Mats Lidell writes:
Well, I was trying to figure out what would be considered the right
thing. xemacs-devel package or in core? Just flip a coin?
If this depends on XEmacs core functionality not in 21.4, put it in
core, next to `recenter' -- that's easiest. But if you're bringing
all needed functionality over from GNU anyway, and it's usable in
XEmacs 21.4, then it should probably go in xemacs-base (not
xemacs-devel). I would suggest a file named ui-21-5.el. Give it a
comment saying it was introduced in the *next* beta, ie, 21.5.33.

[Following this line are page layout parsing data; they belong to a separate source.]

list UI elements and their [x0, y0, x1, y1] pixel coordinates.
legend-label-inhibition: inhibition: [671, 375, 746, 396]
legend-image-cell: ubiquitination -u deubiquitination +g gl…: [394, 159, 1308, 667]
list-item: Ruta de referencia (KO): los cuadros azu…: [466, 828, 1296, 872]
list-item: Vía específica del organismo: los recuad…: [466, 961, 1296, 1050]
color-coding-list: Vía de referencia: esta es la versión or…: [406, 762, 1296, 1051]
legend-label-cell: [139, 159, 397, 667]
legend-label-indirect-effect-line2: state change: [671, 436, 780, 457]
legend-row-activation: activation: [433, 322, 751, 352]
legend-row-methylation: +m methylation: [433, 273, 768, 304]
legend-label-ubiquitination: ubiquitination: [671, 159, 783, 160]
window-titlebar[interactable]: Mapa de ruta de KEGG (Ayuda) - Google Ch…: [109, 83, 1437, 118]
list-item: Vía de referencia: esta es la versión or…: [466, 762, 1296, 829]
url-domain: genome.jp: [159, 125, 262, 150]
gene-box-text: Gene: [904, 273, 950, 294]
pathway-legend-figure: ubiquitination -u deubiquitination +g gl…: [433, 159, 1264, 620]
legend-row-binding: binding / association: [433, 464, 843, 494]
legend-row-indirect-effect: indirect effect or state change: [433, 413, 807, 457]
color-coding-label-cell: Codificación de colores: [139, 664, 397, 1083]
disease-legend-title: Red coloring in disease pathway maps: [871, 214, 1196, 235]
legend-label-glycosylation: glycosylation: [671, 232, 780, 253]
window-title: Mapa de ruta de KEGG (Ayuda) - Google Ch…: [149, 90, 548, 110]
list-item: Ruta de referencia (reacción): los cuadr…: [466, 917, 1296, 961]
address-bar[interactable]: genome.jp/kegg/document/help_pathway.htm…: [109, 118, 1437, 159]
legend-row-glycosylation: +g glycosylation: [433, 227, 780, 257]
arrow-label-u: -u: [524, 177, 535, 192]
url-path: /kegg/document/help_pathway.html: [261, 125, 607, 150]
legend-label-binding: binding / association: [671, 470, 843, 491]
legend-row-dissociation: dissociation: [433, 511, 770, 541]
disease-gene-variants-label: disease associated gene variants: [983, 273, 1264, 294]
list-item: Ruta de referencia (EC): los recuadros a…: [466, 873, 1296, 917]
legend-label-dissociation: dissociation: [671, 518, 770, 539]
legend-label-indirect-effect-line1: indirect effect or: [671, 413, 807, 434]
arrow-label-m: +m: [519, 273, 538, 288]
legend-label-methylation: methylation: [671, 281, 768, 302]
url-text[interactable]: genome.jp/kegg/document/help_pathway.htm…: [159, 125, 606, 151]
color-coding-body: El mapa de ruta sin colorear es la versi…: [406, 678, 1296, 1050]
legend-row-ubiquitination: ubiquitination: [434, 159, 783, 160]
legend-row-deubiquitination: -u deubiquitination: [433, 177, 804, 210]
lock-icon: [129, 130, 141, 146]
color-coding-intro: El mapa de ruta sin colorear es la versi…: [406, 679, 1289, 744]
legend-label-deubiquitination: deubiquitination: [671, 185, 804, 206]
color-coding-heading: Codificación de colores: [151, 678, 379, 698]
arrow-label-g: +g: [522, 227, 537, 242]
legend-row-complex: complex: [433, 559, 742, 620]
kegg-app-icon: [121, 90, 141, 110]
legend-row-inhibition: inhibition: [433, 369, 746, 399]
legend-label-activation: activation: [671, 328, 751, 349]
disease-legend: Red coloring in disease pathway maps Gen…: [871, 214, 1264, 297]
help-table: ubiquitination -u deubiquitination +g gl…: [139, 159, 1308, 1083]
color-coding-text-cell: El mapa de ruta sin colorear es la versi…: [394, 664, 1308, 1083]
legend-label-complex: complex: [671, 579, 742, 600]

This brings me to another related problem which is the
documentation. To be a good patch the docs should be updated
accordingly. Now this can be done in different ways:
- Just ignore the docs for now, possibly enter an issue in the
tracker for it.
Please, no. :-)
- Do a half hearted job and just make the necessary minimal changes
so that the info pages are not wrong but maybe not that good
either
- Try to do it right, which might involve, quite large rewrites even
for a small change.
I don't see why this need be so, at least not in this case. The basic
functionality doesn't change. So document the command and the change
in keybinding, and you're done, no? The TUTORIAL doesn't even need to
change, as the -top-bottom functionality can be considered "advanced"
(at least more so than just recenter).
If we put UI improvements being tested into packages, I think the
right thing to do is to update the XEmacs User Guide (xemacs.info) and
the English TUTORIAL (and Swedish, if you like :-) to point to the
documentation for the ui-x.y.z libraries, saying that if you have a
beta version of XEmacs, the most recent such library contains UI
improvements being tested.
One hard fact that could suggest adding it in core is that the
functions brought in from recent GNU Emacs will be GPLv3 or
later.
This isn't a problem, as far as I can see. XEmacs itself is now
GPLv3. (If RMS wants to complain that XEmacs 21.4 is the stable
version, we just do an immediate public release of 21.6 with whatever
code we have and he has to shut up -- there are plenty of old versions
of Emacs under v2 kicking around, even on
gnu.org sites.) The fact
that XEmacs 21.4 is GPLv2 doesn't prevent users from using GPLv3 code
with it, or us from supporting 21.4 while distributing GPLv3 code in a
different distribution. We can even add recenter-top-bottom to 21.4
(in private copies). The GPL only prevents us (and anyone else) from
*redistributing that version*.
The (potential) problem we used to have was that people could say that
since we didn't distribute a GPLv3 XEmacs at all, the separation of
packages from XEmacs was just a device to get GPLv3 code into the
"real" XEmacs = GPLv2 core + GPLv3 packages. That's a no-no.